Data from the Centers for Disease Control and Prevention shows that the Lone Star State has administered 1,043,624 doses as of Jan. 14. The state has distributed 2,105,600 doses.
Voluntary vaccination is currently underway in the state for front-line health care workers, residents in nursing homes and assisted living facilities, and for people over the age of 65 or those with a chronic medical condition.
According to The Texas Tribune, Abbot said 1.4 million health care workers and vulnerable residents would be vaccinated by the end of 2020, but initial vaccine rollout was met with miscommunication and technical issues.
“Texas is leading the way for our nation once again,” Abbott said in a statement. “This is the biggest vaccination effort we have ever undertaken, and it would not be possible without the dedication and tireless efforts of our healthcare workers.
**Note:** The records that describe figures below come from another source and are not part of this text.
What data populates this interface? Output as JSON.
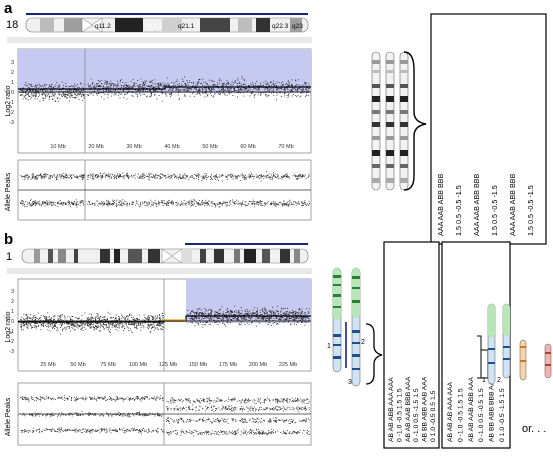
{
  "panel_a": {
    "label": "a",
    "chromosome_number": "18",
    "bands": [
      "q11.2",
      "q12.2",
      "q21.1",
      "q22.3",
      "q23"
    ],
    "plot_ylabel": "Log2 ratio",
    "y_ticks": [
      "3",
      "2",
      "1",
      "0",
      "-1",
      "-2",
      "-3"
    ],
    "x_ticks": [
      "10 Mb",
      "20 Mb",
      "30 Mb",
      "40 Mb",
      "50 Mb",
      "60 Mb",
      "70 Mb"
    ],
    "allele_label": "Allele Peaks",
    "genotype_box_rows": [
      "AAA AAB ABB BBB",
      "1.5  0.5 -0.5 -1.5",
      "AAA AAB ABB BBB",
      "1.5  0.5 -0.5 -1.5",
      "AAA AAB ABB BBB",
      "1.5  0.5 -0.5 -1.5"
    ]
  },
  "panel_b": {
    "label": "b",
    "chromosome_number": "1",
    "plot_ylabel": "Log2 ratio",
    "y_ticks": [
      "3",
      "2",
      "1",
      "0",
      "-1",
      "-2",
      "-3"
    ],
    "x_ticks": [
      "25 Mb",
      "50 Mb",
      "75 Mb",
      "100 Mb",
      "125 Mb",
      "150 Mb",
      "175 Mb",
      "200 Mb",
      "225 Mb"
    ],
    "allele_label": "Allele Peaks",
    "box1_rows": [
      "AB  AB  ABB AAA AAA",
      "0  -1.0 -0.5 1.5  1.5",
      "AB  AB  AAB BBB AAA",
      "0  -1.0  0.5 -1.5 1.5",
      "AB  BB  ABB AAB AAA",
      "0   1.0 -0.5  0.5 1.5"
    ],
    "box2_rows": [
      "AB  AB  AB  AAA AAA",
      "0  -1.0 -0.5  1.5 1.5",
      "AB  AB  AAB ABB AAA",
      "0  -1.0  0.5 -0.5 1.5",
      "AB  BB  ABB BBB AAA",
      "0   1.0 -0.5 -1.5 1.5"
    ],
    "region_labels": [
      "1",
      "2",
      "3"
    ],
    "right_region_labels": [
      "1",
      "2"
    ],
    "or_text": "or",
    "or_more_text": "or. . ."
  }
}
“We still have a long road ahead of us, but Texans continue to prove that we are up to this challenge,” he added.
The number comes as the U.S. races to get more people vaccinated after dealing with a slow rollout late last year. Over 11 million doses have been administered thus far out of 30 million doses distributed.
Several states, including Mississippi, New York and California, recently expanded vaccine eligibility in an effort to get more of their populations vaccinated.